Ya se ha convertido en un cliché decir que el principal problema de la sociedad dominicana y la primera traba para el desarrollo es la mala educación, considerada (la nuestra) como paria en el mundo. ¿Qué ganamos con construir escuelas sin buenos programas, docentes ni orientaciones? La mejor muestra de esa distorsión ha sido el presupuesto del Ministerio de Educación favorecido con el 4 % del PIB. Si hoy evaluásemos su ejecución presupuestaria, advertiríamos una verdad que nunca quisimos oír: que el gasto corriente domina con creces. Así, en el año pasado, el 93.56 % del presupuesto (175,861.21 millones de pesos) fue destinado a gastos corrientes y apenas un 6.44 % (12,103.19 millones) a gasto de capital. En palabras más simples: la burocracia y los gastos administrativos se engulleron el mítico 4 %. Tenemos más escuelas, estudiantes y docentes, pero ¿contamos con una educación de más calidad? Que responda el Programa para la Evaluación Internacional de Alumnos (PISA) de la OCDE.
Creo que los próximos tres gobiernos que sucedan al presente deberán concentrar sus mejores inversiones en la institucionalidad; es allí donde se alojan nuestras verdaderas insuficiencias. En la medida en que se fortalece el acatamiento a la ley, la sumisión al orden, la disciplina social, el respeto a los derechos, la transparencia pública y la confianza jurídica se robustece el sistema para provocar que el sector privado haga parte de lo que el Estado está cargando y la inversión extranjera dinamice la economía.
Nuestra peor crisis no es material, es racional y se llama “confianza”. Un Estado que viole su propia legalidad, que incumpla sus obligaciones y que no rinda cuentas no merece confianza. La falta de ese valor detiene la inversión y demora el desarrollo.
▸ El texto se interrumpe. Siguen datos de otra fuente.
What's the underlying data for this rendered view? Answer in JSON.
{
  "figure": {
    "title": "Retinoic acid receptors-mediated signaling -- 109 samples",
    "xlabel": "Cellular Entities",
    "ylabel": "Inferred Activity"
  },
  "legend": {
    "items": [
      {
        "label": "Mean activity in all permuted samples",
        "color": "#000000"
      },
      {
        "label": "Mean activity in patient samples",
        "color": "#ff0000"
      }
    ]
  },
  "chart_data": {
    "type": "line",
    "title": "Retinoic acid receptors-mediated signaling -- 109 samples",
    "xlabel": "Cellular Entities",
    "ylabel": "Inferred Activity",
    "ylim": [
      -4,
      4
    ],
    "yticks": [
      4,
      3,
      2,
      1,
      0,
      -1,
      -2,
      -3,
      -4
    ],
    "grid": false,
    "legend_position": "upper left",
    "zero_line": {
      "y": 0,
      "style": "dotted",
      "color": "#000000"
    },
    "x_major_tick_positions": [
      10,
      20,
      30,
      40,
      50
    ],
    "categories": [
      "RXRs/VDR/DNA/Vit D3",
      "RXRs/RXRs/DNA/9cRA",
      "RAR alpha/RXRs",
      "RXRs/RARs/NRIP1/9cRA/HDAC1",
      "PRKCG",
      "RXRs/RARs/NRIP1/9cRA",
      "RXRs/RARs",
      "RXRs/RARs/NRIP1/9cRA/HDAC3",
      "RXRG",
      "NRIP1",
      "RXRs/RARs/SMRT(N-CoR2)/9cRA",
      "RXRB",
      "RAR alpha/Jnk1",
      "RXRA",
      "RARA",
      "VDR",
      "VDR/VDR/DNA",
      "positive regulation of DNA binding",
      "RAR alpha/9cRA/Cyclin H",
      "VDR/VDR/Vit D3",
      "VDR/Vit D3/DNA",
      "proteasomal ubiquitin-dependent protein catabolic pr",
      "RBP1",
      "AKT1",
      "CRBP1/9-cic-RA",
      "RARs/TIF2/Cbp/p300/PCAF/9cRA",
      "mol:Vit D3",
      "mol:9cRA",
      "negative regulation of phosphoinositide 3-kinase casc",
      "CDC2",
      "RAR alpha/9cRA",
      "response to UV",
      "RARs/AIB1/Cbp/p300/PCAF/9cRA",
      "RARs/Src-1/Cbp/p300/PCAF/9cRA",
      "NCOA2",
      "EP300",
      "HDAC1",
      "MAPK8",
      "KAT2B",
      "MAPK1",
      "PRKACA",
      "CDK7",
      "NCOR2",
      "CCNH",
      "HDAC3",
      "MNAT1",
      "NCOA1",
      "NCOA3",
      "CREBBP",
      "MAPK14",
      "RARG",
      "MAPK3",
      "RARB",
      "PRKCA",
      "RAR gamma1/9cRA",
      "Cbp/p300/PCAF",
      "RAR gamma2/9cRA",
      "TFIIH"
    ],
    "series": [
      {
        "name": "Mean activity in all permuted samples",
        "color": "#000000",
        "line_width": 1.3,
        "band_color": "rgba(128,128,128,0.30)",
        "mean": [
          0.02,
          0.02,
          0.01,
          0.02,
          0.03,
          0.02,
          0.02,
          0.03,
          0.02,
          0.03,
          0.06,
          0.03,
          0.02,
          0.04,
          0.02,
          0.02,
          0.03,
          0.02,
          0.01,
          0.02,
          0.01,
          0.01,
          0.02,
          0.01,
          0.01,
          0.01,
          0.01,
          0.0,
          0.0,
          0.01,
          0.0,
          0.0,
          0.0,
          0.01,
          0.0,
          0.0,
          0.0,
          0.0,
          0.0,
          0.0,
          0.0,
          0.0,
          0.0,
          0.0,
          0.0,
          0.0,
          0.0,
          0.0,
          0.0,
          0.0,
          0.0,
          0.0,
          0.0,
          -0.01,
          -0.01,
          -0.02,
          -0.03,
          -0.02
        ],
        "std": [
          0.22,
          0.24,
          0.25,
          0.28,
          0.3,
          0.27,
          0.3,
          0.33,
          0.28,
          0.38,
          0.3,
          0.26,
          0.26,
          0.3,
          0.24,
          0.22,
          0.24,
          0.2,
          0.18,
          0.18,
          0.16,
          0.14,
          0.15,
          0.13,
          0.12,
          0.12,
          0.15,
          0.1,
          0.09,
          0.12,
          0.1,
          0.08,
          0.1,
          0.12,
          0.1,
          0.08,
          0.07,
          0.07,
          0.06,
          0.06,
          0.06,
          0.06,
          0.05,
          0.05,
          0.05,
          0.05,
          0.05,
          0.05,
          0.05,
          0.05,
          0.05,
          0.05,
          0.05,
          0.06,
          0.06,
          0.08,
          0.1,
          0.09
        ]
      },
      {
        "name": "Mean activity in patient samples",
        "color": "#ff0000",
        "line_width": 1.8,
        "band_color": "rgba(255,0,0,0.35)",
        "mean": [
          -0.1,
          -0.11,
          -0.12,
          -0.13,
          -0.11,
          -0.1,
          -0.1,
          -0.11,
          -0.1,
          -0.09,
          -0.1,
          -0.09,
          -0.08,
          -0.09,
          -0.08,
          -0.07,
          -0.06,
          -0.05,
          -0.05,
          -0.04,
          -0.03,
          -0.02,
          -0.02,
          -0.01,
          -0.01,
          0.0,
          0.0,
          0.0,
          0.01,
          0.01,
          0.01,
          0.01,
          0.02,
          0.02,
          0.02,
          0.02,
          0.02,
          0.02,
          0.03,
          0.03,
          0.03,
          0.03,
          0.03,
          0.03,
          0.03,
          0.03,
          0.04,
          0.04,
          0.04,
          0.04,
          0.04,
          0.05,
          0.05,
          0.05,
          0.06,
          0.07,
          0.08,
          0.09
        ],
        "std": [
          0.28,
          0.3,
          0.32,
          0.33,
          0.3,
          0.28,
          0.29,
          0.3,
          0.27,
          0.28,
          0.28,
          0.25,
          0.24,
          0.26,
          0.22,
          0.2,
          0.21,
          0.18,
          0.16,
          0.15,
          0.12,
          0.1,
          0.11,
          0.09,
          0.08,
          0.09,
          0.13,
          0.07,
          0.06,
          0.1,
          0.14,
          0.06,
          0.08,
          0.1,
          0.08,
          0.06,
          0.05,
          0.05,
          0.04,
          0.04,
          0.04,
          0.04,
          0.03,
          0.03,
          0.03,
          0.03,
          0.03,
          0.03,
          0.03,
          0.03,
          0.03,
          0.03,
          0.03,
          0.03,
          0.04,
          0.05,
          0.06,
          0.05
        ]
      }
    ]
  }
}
Más que un Gobierno constructor, precisamos de un Estado gestor.
Los gobiernos no están para dar empleo a su militancia ni contratos a sus patrocinadores electorales; dan servicios a sus ciudadanos. Los buenos gobiernos son los eficientes. La salud es más que hospitales; la educación, más que escuelas; la justicia, más que tribunales. Precisamos de un Estado diligente, respetuoso y eficaz que se ocupe visiblemente de las cosas que “no se ven”.
Una crónica urbana le imputa a un alcalde de Santo Domingo haber dicho que gastar dinero en las redes de desagüe era “enterrar votos”. Esa creencia compendia la lógica política comprometida por décadas en la inversión pública.